If you're in the regulated healthcare products space—and in particular are involved with medical devices—you probably already know a thing or two about standards. There are of course standards FDA creates itself, often for low risk (Class I) and moderate risk (Class II) medical devices.
However, there are also standards created and maintained by outside organizations such as the International Standards Organization (ISO) and the American National Standards Institute (ANSI).
These standards, of which there are hundreds, cover everything from general device performance characteristics to specific standards applicable to just one device or a subset of devices (e.g. urology or cardiovascular devices). The standards are often highly technical, time-consuming to produce and, above all else, expensive to create. Rather than create its own standards or duplicate the efforts of other groups, FDA often chooses to adopt the standards of outside groups wholesale or with minor alterations.
But with the adoption and use of outside standards—also known as Incorporation by Reference—comes a notable problem: The standards are generally not able to be viewed by the public for free.
Because the standards are developed in whole by outside organizations, those groups copyright the standards and charge for access to them in order to recoup their costs.
For companies, that's rarely a major problem, as many see the standards as another cost of doing business with regulators. But for members of the public—and in particular government watchdogs, clinicians and academics who keep track of device safety—the expense to access third-party standards can be prohibitive.
The public, however, does have one recourse: The Office of the Federal Register requires all documents incorporated by reference to be made "reasonably available" to everyone.
What that means in practical terms hasn't been well defined, however, despite attempts to clarify its meaning through the citizen petition process. Should, as the petitioners argue, "reasonably available" mean "free" and "available online?" Or should federal regulators develop an alternate approach?
In a response to one of those petitions, in 2013 OFR released a Federal Register notice proposing that standards should be available to the public more easily, but that access should not necessarily be free or digitally available. The problem, OFR said, is that it lacks the statutory authority to require standards to be free or available online.
"The OFR has no authority to create agencies, change how standards development organizations (SDOs) operate, or amend existing statutes," it explained. "Regulated entities … and their trade associations should work directly with the agencies issuing regulations to ensure that all regulated entities and their representatives have access to the content of materials Incorporated by Reference."
However, OFR did agree that agencies should make outside standards more available to the public. Under its proposed rule, it said agencies would need to "add more information regarding materials incorporated by reference to the preambles of their rulemaking documents."

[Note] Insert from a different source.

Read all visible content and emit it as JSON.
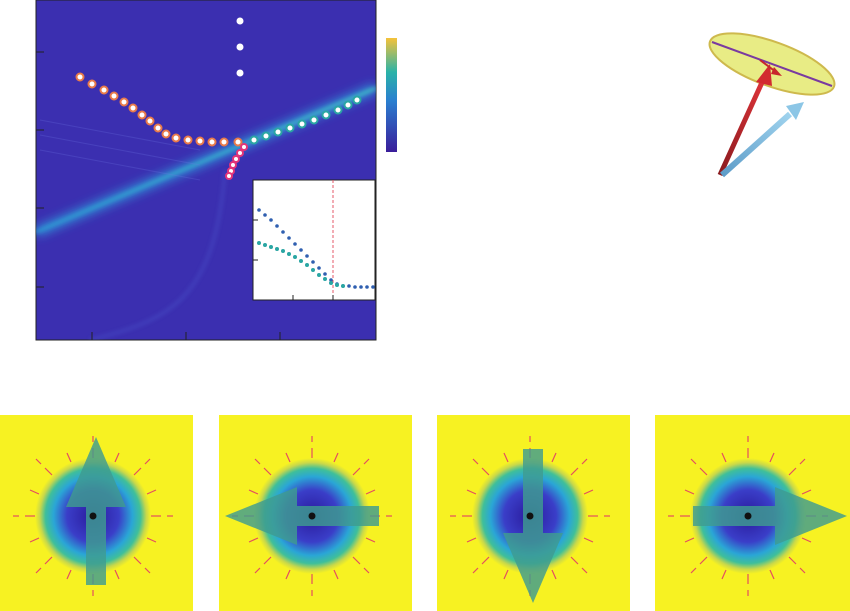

"We propose that they set out in the preambles a discussion of the actions they took to ensure the materials are reasonably available to interested parties or summarize the contents of the materials they wish to incorporate by reference," OFR wrote. Alternately, agencies may still attempt to make the materials "reasonably available" to the public.
Under the new language, finalized by OFR in a final rule announcement on 6 November 2014, an agency incorporating a standard by reference must:
- Discuss, in the preamble of the proposed rule, the ways that the materials it proposes to incorporate by reference are reasonably available to interested parties or how it worked to make those materials reasonably available to interested parties
- Summarize, in the preamble of the proposed rule, the material it proposes to incorporate by reference.
In addition, agencies must "Request formal approval by:"
- Send a letter that contains a written request for approval at least 20 working days before the agency intends to submit the final rule document for publication
- Discuss, in the preamble of the final rule, the ways that the materials it incorporates by reference are reasonably available to interested parties and how interested parties can obtain the materials;
- Summarize, in the preamble of the final rule, the material it incorporates by reference
- Send a copy of the final rule document that uses the proper language of incorporation with the written request
- Ensure that a copy of the publication is on file at the Office of the Federal Register.
The final regulation comes into effect in 60 days after its formal publication in the Federal Register.